In 1903 he was a founding member of the Southern Tasmanian Licensed Anglers` Association, whose members included the urban intellectuals who were to make early conservation moves successful. From 1904 Crooke was fishing correspondent for the Hobart Mercury under the pseudonym `Jollytail`, using the column to air environmental issues.
He was influenced by park models in Africa and the United States of America, declared that `rivers should be national property` and argued for control over all forms of fishing. . In 1906 he promoted the concept of land reservation for the Mount Wellington and Queen`s Domain parks, Hobart, and of wildlife reserves including bird sanctuaries.

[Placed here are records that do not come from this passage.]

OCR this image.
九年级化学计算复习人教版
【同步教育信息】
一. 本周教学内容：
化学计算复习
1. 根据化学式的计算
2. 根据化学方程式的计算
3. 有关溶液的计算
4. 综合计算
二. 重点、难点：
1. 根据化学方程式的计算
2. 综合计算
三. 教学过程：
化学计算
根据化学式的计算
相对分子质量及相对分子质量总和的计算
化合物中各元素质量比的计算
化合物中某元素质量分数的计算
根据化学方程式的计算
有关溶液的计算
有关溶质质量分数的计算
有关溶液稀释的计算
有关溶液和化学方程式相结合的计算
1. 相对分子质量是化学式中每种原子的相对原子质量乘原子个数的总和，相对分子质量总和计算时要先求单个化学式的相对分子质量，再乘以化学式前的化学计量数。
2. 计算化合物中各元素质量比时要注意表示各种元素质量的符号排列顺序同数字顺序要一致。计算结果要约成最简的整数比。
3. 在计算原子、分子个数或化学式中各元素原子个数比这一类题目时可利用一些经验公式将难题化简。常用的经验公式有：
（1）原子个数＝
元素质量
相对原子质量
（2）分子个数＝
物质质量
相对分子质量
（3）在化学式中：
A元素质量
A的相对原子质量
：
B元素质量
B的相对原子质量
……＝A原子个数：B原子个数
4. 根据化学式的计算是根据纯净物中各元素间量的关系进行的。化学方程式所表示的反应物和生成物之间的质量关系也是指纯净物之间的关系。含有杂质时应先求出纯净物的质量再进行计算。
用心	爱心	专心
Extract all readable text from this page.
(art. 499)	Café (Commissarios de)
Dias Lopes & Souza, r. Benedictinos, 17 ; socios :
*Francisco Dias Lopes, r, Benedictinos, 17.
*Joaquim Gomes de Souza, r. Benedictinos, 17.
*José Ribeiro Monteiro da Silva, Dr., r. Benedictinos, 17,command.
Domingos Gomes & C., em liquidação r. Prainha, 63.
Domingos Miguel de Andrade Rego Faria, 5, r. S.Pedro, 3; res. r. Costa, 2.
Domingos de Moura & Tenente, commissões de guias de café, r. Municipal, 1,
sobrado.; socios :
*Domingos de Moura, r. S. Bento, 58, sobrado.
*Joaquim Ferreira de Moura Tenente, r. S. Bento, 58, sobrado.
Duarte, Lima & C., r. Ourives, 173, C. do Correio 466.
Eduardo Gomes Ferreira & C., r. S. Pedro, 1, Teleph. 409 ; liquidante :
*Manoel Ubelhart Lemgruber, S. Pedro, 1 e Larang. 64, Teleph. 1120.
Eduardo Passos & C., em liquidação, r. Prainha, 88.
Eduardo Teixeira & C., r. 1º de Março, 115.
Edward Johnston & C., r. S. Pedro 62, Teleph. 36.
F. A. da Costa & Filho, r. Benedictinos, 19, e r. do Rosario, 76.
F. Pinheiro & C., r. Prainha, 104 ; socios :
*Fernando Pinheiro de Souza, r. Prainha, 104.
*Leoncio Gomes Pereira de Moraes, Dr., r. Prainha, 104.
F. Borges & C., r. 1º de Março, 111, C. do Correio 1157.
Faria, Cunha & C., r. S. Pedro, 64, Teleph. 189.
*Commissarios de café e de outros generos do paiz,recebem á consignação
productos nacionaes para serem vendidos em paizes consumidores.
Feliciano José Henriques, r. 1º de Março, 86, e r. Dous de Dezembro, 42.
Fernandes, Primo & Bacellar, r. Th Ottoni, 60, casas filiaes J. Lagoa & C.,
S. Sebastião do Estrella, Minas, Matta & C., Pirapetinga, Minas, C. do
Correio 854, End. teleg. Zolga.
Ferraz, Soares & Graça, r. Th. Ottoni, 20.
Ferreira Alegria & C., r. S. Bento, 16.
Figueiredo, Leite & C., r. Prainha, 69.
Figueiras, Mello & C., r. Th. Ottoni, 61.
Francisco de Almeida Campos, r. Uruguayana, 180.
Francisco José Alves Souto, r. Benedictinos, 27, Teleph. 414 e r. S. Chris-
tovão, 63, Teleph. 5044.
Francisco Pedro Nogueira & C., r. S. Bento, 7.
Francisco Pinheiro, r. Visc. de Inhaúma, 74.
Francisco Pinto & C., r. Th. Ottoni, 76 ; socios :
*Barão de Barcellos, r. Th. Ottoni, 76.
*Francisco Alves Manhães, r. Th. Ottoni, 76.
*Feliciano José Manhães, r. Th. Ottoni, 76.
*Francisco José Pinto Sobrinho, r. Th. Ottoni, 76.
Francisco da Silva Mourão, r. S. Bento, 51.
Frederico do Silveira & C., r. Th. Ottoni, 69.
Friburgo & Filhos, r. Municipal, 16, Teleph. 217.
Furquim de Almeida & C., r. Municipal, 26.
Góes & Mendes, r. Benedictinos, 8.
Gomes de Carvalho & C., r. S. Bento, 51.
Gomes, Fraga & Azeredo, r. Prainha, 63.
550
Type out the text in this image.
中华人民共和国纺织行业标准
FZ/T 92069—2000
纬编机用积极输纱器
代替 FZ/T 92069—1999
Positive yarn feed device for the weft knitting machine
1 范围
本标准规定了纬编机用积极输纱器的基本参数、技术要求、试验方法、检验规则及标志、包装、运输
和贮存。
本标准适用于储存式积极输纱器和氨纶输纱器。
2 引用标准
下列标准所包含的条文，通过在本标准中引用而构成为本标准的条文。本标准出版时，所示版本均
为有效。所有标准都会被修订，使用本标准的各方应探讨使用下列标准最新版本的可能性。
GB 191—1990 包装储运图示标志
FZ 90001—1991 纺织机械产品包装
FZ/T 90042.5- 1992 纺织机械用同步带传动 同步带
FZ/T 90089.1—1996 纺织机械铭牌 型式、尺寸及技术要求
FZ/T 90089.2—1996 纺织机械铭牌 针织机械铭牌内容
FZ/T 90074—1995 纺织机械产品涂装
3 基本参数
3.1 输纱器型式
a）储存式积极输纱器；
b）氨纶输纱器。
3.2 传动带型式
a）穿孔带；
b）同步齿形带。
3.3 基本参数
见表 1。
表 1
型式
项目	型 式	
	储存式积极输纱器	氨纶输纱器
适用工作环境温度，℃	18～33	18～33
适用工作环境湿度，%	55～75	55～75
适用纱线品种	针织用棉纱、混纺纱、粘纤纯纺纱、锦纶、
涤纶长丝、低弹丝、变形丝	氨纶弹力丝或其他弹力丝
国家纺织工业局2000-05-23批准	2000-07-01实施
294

A monument bearing the following inscription is to he unveiled within the boundary of Tasmania's National Park tomorrow: "In memory of William Crooke, 1846-1920, mainly through whose efforts this park was reserved for the people of Tasmania." The late Mr. Crooke has been described as the "father of the park." Situated at the commencement of the back-track to Lake Fenton and the hills, close to the large shelter-shed 100 yards or so within the entrance gates, the memorial takes the form of an obelisk. Composed of Tasmanian "bluestone," it stands 14 feet in height with a base of some five feet, and is quite simple in design. No other thing adorns it than the stone containing the inscription published above.
The Mercury (Hobart), 19th June 1924.
|Address:||Lake Dobson Road, Mount Field National Park, National Park , 7140|
|GPS Coordinates:||Lat: -42.682355|
Note: GPS Coordinates are approximate.
|Actual Monument Dedication Date:||Friday 20th June, 1924|
In memory of William Crooke, 1846-1920
Mainly through whose efforts this park was reserved for the people of Tasmania.